59. The pioneering sociologist who studied patterns of suicide in Europe was

a. Robert K. Merton.

b. Auguste Comte.

c. Emile Durkheim.

d. Karl Marx.

(REMEMBER; answer: c; page 5)

60. In the United States today, the suicide rate is highest for which of the following?

a. white males

b. African American males

c. white females

d. African American females

(REMEMBER; answer: a; page 5)

61. Because there is more social isolation in rural areas of the United States than in urban areas, we would expect suicide rates to be

a. higher in urban areas.

b. higher in rural areas.

c. high in both urban and rural areas.

d. low in both urban and rural areas.

(ANALYZE; answer: b; page 5)

62. Sociologists use the term “social marginality” to refer to

a. people who have little understanding of sociology.

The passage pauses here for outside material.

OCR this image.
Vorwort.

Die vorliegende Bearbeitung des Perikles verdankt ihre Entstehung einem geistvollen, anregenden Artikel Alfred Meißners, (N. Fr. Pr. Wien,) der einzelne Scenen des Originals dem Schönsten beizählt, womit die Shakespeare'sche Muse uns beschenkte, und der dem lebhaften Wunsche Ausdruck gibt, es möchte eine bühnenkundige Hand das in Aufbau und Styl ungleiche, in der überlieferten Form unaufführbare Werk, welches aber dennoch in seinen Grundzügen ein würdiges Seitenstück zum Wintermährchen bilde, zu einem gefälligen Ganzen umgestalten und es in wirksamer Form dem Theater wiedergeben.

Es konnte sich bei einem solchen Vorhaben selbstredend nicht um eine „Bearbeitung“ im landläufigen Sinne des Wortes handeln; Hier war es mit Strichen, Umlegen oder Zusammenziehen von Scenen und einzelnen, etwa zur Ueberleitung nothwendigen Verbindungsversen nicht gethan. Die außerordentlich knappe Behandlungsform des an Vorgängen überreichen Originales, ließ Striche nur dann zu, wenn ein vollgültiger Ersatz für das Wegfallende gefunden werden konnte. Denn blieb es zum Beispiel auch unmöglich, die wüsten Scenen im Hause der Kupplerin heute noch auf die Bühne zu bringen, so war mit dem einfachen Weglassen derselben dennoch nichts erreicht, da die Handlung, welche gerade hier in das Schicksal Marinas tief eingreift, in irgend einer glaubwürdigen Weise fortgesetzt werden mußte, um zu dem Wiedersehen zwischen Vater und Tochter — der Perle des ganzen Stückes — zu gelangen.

b. people who have special social skills.

c. people who are defined by others as an “outsider.”

d. people who are especially sensitive about their family background.

(REMEMBER; answer: c; page 5)

63. If marginality encourages sociological thinking, we would expect people in which category listed below to make the most use of the sociological perspective?

a. the wealthy

b. disabled persons or people who are a racial minority

c. politicians

d. the middle class

(ANALYZE; answer: b; page 5)

64. Following the thinking of C. Wright Mills, we would expect the sociological imagination to be more widespread in a population

a. during times of peace and prosperity.

b. among the very rich.

c. among very religious people.

d. during times of social crisis.

(UNDERSTAND; answer: d; page 6)

65. C. Wright Mills claimed that the “sociological imagination” transformed

a. common sense into laws of society.

b. people into supporters of the status quo.

c. personal problems into public issues.

d. scientific research into common sense.

(UNDERSTAND; answer: c; page 7)

66. The United States falls within which category of the world’s nations?

a. low-income nations

b. middle-income nations

c. high-income nations

d. None of the above is correct.

(REMEMBER; answer: c; page 6)

67. Which of the following categories contains countries in which average income is typical for the world as a whole and in which people are as likely to live in a rural area as in an urban area?

a. low-income nations

b. middle-income nations

c. high-income nations

d. None of the above is correct.

(UNDERSTAND; answer: b; page 6)

68. The nations of Western Europe, Israel, Japan, and Australia fall into which of the following categories of countries?